Medical

The detector will utilize the Compton camera principle to revolutionise the medical imaging process. This system will accurately localise gamma-ray sources through the reconstruction of interaction sequences in position and energy sensitive detectors and is expected to be 50 times more sensitive than the existing SPECT systems that use collimated scintillator detectors. The rise in imaging efficiency holds the potential to reduce scan time thus minimising patient dose and/or increasing patient throughput.

Figure 1: Compton Camera setup.

ProSPECTus is a spin off from AGATA (Advanced GAmma Tracking Array). The Compton camera device will utilize both position sensitive semiconductor detectors and state of the art digital electronics. Pulse Shape Analysis (PSA) techniques will be used to improve the intrinsic spatial resolution of the detectors while the use of cone-beam reconstruction techniques will allow accurate, quantitative reconstruction of source distributions. Monte-Carlo simulations have been conducted in the GEANT4 environment in order to devise a detector configuration, which maximises the number of easily reconstructable gamma-ray interactions. A custom pre-clinical phantom has been designed to test the position resolution and efficiency achievable with the system.

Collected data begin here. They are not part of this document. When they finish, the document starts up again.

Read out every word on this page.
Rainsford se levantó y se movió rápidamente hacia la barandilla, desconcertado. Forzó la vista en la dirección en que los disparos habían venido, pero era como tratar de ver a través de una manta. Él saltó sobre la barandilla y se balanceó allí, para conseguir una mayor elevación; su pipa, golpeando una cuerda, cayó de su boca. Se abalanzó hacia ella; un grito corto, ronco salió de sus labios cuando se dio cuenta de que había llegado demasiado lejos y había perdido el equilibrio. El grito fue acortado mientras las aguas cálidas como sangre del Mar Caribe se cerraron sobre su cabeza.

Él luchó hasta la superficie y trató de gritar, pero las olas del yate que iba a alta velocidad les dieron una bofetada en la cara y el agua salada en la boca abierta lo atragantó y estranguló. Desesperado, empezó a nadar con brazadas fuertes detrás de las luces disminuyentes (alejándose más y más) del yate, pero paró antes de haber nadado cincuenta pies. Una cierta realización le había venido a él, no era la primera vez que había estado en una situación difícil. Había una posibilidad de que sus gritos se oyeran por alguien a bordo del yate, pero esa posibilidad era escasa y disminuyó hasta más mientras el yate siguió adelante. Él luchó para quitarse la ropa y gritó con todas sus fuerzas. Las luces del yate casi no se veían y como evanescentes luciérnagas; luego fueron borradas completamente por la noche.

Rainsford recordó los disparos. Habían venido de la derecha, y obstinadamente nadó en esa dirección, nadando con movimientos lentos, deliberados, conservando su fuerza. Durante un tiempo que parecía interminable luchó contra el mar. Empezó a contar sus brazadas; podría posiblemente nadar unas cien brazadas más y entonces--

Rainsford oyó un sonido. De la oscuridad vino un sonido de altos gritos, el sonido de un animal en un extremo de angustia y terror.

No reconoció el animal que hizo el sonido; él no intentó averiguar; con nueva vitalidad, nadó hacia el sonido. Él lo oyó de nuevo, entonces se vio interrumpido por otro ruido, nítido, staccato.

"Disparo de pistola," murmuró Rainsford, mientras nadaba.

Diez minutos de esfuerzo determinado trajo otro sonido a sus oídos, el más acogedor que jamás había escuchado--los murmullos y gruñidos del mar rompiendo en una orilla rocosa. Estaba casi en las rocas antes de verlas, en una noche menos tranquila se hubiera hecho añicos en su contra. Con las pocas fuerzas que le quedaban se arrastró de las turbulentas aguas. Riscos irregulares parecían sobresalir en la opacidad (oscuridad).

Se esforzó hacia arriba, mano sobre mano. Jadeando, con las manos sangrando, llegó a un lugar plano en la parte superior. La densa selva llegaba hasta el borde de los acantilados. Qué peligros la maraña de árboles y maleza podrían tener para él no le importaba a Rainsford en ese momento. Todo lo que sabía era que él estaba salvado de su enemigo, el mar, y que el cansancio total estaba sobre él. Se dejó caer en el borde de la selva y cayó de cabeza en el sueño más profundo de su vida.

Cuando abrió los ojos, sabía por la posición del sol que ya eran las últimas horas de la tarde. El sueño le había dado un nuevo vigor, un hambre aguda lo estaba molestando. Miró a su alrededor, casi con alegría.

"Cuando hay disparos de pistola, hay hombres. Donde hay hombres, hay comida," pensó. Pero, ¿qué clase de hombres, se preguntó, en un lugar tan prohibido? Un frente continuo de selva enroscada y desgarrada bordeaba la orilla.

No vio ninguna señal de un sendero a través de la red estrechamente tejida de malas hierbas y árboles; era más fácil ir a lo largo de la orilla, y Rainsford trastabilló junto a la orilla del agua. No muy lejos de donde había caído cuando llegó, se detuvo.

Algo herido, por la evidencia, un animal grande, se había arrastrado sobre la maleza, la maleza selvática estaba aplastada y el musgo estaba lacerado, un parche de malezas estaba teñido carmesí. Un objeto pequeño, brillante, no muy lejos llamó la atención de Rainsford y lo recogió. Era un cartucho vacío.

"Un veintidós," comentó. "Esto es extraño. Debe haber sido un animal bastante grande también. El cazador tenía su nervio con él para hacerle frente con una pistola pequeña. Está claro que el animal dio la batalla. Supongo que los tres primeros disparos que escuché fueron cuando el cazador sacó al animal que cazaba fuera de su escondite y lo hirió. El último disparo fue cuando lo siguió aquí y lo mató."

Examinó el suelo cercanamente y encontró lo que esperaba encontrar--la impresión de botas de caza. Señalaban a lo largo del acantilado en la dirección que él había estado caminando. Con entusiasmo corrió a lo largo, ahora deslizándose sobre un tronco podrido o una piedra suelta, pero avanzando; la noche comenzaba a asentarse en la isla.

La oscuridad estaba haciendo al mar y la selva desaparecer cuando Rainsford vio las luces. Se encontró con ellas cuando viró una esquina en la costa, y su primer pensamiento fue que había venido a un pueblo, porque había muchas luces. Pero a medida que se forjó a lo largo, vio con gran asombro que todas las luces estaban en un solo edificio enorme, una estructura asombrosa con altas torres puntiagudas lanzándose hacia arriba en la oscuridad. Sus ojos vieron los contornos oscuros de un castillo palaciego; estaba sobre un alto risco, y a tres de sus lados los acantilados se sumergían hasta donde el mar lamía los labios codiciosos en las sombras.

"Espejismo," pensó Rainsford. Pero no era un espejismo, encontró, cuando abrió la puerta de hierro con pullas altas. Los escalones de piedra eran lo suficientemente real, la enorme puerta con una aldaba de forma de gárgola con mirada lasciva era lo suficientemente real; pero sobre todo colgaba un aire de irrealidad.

Figure 2: Custom pre-clinical phantom designed to test the position resolution and efficiency achievable with the system.

The new SPECT technique will improve future diagnosis of cancer and the probability of successful cancer therapy whilst enabling a higher throughput of patients in hospitals. ProSPECTus is a collaborative effort between the Liverpool imaging group and the STFC Daresbury Laboratory.

Compton electron tracking (CELT) should provide the high efficiency, broad energy range and wide field of view of a traditional Compton camera but with a significant reduction in the background seen in the reconstructed images.

The project uses Geant4 based simulations and electric field models to assess the viability of building a solid-­state gamma-­ray detector capable of tracking Compton scattered electrons, generated by incident gamma rays with energies in the region of 141 – 364 keV. The target is to prove the principle using simulations before generating a larger funded project to build a functional system in the future.

Currently, doses administered to patients are fixed for a given procedure and then scaled for the patient’s weight. Standard imaging devices make it difficult to determine the dose delivered during procedures and hence qualify the impact of treatment.

The production of this gamma-camera, primarily aimed at identifying the 364 keV photon from I-131 during the treatment of thyroid cancer shall push the boundaries of personalised treatment plans in radiotherapy, resulting in tailored dose administrations for each patient. In all, this shall save lives, enable changes in MRT treatment planning policies, and reduce the cost of treatment.